L’entrepreneur individuel est propriétaire du fonds de commerce qu’il exploite, et ce fonds est un élément de son patrimoine, sans autonomie par rapport aux autres biens. L’exploitation individuelle concerne surtout les petits fonds de commerce: elle a l’avantage de la facilité, de l’indépendance totale de l’entrepreneur qui gère son fonds comme il l’entend.
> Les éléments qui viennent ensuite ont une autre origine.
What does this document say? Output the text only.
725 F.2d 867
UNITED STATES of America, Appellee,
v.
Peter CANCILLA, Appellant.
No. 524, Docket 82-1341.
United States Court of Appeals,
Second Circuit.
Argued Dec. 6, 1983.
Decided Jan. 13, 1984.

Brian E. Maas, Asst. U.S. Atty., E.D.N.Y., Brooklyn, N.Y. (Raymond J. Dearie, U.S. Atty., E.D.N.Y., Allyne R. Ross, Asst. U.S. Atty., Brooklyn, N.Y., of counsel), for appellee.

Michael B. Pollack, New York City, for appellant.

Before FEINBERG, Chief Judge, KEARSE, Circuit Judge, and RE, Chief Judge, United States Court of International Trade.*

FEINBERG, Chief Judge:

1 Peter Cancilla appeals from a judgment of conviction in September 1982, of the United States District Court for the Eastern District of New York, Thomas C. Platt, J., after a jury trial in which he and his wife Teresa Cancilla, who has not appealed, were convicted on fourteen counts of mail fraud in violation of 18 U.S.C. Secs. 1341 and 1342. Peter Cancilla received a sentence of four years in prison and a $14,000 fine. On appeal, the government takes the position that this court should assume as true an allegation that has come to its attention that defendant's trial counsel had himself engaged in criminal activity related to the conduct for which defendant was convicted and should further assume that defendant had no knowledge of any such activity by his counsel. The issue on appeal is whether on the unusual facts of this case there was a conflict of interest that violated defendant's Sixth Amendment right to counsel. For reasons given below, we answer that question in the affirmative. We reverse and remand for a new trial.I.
Mais le danger redoutable est que tous les biens de l’exploitant répondent de ses dettes commerciales. Une mise en liquidation judiciaire entraînera la mainmise des créanciers sur tous les éléments de son patrimoine, même personnels ou privés qui seront vendus. L’exploitant se trouvera dépouillé de tout, ce qui incite beaucoup de commerçants à exploiter en société. Sur le plan civil : La propriété du fonds si l’exploitant est marié, dépendra de son régime matrimonial et de la date laquelle il aura acquis le fonds par rapport à ce mariage. Le régime de séparation de biens ne pose pas de difficultés, car chaque époux possède un patrimoine indépendant de celui de son conjoint. En régime communautaire, il faut distinguer l’ancien régime légal de la communauté de biens meubles et acquêts du régime légal actuel de la communauté de biens réduite aux acquêts: Dans ce dernier cas, le bien dépendra de la communauté uniquement s’il a été créé ou acquis depuis le mariage et c’est la communauté qui répondra des dettes. Sur le plan fiscal : Dans le cadre d’une exploitation individuelle, il n’existe pas non plus d’autonomie fiscale, les bénéfices tirés du fonds de commerce s’ajoutent aux autres revenus et sont soumis à l’impôt sur les revenus des personnes physiques, dans la catégorie des bénéfices industriels et commerciaux. Sur le plan social : L’exploitant individuel appartient à la catégorie des travailleurs non salariés des professions non agricoles. Il ne bénéficie donc pas du régime général de la Sécurité Sociale, il doit souscrire une assurance maladie-maternité et adhérer à une Caisse de Retraite. Il s’agit d’une couverture sociale chère et insuffisante qui doit être complétée. En outre, le conjoint de l’exploitant (la plupart de temps, l’épouse) travaille souvent bénévolement dans l’entreprise sans autre couverture sociale que celle de son conjoint, sans cotiser aux Caisses de Retraites, et dans une situation extrêmement fragile… Surtout en cas de divorce, d’où l’intérêt du statut du conjoint collaborateur.